Eppure ce ne sarebbero di modi per parlarne, senza risultare mortalmente noiosi e di infima qualità. Uno l’ha trovato Stephen King, che in quasi tutti i suoi libri, da It Carrie, ci infila un bambino o un gruppo di “losers” (come dice lui) che vengono perseguitati dai bulletti di turno. Un altro modo, invece, l’ha trovato l’artista e regista di questo film, Anna Odell.

The Reunion è un film che lascia spaesati, intontiti, quasi indolenziti, come fossimo tornati da una lunga corsa. Un film che tocca molti nodi scoperti, in tutti noi.

Ricollegandomi a quello che dicevo prima, la cosa che subito si nota è come i protagonisti non siano ragazzini, bensì adulti. Adulti che ricordano il loro passato da studenti. Il che non è la stessa cosa. Anna Odell non ha fatto un film sull’immediato, mostrando la vittima che viene bullizzata e le dinamiche che di conseguenza entrano in gioco. Ha voluto, invece, mostrare il dopo, i venti anni dopo, come sono stati vissuti da lei e come vengono ricordati da tutti gli altri compagni di classe. E il risultato è interessante, nonché inquietante.

La prima parte è un film nel film, quello che potremmo considerare il suo personale esperimento sociale. Anna si presenta a una cena di classe di ex compagni, tra la sorpresa e l’imbarazzo di tutti. Tolto l’impaccio iniziale, la situazione sembra normale; chiacchiere, risate, discorsi da brindisi, ricordi di quei felici anni passati. Ma non è questo ciò che Anna ha provato, che ha vissuto negli anni con quei ritrovati compagni di classe. E tutto quello che sente, che non ha mai potuto dire, finalmente esce fuori. Le reazioni sono tra le più disparate: risolini, occhiate complici e derisorie, imbarazzo, battute sulla sua sanità mentale, “non siamo a una terapia di gruppo, è una festa Anna“, fino alle lacrime. Sono bastate poche parole da parte di Anna per riattivare quei meccanismi che da bravi adulti e da rispettosi cittadini attribuiamo a scherzi da ragazzi, comportamenti da relegare agli anni scolastici, da ricordare o con imbarazzo o con superficialità. Eppure basta così poco per notare come le gerarchie e le dinamiche intragruppo non siano affatto cambiate; vi sono sempre gli stessi leader, vi sono sempre gli stessi losers.  Poi la situazione sfugge di mano, dagli abusi verbali si passa a quelli fisici. E questa è la prima parte, che lascia un senso di vertigine, quasi di orrore. Però, contemporaneamente, tiriamo un sospiro di sollievo. Ci viene detto che è una finzione, un’esagerazione, con una fine quasi distopica.

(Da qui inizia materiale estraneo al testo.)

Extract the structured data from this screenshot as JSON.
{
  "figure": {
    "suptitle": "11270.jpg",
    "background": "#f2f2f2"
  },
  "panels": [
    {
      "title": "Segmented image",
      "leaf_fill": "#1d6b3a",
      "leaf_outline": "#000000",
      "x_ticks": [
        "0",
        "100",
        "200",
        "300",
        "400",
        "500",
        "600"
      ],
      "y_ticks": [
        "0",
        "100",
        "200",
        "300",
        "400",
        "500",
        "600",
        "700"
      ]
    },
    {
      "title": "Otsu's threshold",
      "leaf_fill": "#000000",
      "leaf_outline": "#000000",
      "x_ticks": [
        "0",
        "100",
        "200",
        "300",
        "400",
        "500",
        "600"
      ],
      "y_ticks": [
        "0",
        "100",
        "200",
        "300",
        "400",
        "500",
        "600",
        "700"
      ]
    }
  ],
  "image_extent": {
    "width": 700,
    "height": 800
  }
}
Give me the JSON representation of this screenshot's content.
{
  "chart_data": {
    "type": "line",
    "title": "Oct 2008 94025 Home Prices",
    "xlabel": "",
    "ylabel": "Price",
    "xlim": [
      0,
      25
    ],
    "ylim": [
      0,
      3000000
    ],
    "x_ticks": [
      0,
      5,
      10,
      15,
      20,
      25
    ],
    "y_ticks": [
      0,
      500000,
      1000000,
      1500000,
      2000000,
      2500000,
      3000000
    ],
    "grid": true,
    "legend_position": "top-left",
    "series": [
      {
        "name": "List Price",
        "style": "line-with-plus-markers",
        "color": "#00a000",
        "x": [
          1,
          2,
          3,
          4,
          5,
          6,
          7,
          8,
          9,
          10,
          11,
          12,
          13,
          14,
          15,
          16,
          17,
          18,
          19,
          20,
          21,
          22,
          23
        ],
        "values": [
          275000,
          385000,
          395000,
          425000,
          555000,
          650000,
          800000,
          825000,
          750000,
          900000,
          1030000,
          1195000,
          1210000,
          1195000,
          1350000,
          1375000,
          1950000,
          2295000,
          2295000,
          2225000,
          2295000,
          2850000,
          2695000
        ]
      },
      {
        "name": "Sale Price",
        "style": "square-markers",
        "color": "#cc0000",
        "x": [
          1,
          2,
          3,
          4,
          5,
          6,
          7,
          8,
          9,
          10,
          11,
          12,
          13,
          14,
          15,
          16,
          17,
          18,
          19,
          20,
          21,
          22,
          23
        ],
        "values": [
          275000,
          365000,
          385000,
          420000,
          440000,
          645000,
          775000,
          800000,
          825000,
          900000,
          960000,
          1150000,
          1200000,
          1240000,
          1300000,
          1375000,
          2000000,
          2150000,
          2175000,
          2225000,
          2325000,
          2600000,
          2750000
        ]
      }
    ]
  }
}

Ma la seconda parte dà una risposta molto diversa. I pochi compagni di classe che accettano di incontrare Anna Odell e di guardare il suo film sono adulti a tutti gli effetti; nascondono il loro imbarazzo dietro una falsa cortesia, si mostrano condiscendenti e quasi interessati a questo progetto. Ma, di nuovo, basta poco per far crollare questa facciata di rispettabilità e maturità dell’Adulto. Non si arriva alla violenza disumana mostrata nel finale della prima parte, ma siamo poi così sicuri che l’indifferenza, le sottili derisioni, l’ostinarsi a negare un passato, non siano una forma di violenza altrettanto potente? Cosa è cambiato da quegli anni del liceo per Anna e per i compagni? Lei ci risponde: niente. Nessuno riesce ad ammettere i propri sbagli, chi ci prova rimane col dubbio di essere stato in qualche modo provocato. E, soprattutto, nessuno si sente tanto forte da poter chiedere scusa ad Anna Odell.

Un messaggio potente, che forse solo l’unione di cinema e arte può riuscire a dare.